Built in 1922 on Avenida Las Heras by architect Lanús — whose portfolio includes directorial work on both the Palacio Errázuriz Alvear (now the Museum of Decorative Arts) and the Palacio Bosch — the mansion was commissioned by Francisco Mihura, brother of the minister of Agriculture under Marcelo Torcuato de Alvear presidency.
"Its facade earned second prize in the city's best facade competition that same year; the first prize was declared vacant. The mansion later passed to the Anchorena family, one of Buenos Aires' most storied dynasties, and decades of partial occupancy and deferred maintenance left it in an advanced state of decay. By the time Recoleta Grand acquired it, an exterior wall had cracked through to the other side. Much of the interior was simply sealed shut. The restoration, carried out under heritage protection grade four guidelines by the team that rebuilt the Confitería del Molino, was meticulous. Pinewood floorboards were numbered, removed, and reinstalled in their original positions. Worn stair carpets were lifted to reveal marble that had been there all along. Plaster ceiling mouldings too damaged to restore were reproduced from moulds taken from their intact counterparts. A library discovered during the works (its books untouched) was subsequently donated to cultural institutions," Secco says.

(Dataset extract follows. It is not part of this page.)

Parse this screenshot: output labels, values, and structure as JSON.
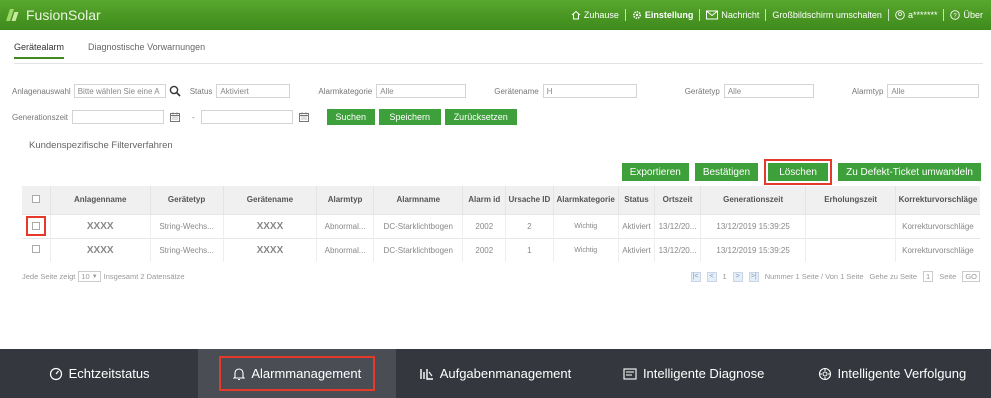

He adds, "The mansion's garden became the Atrium, a glass-ceilinged restaurant with chequered floors and tall windows. A first-floor salon, the grandest in the house, became the Serpent Club, its walls now a deep, unapologetic red. The fine dining space and bar were named La Maga and Rayuela, invoking Cortázar. Whether or not the writer ever worked in these rooms is debated. The portrait of Francisco Mihura, its first owner, found during the renovation and moved early in the works — coinciding with a series of electrical faults and small construction mishaps — has since been left in a fixed and secret location. No one has touched it since, and the renovation project was completed without a hitch. The hotel team believes Mihura must be satisfied with his new abode."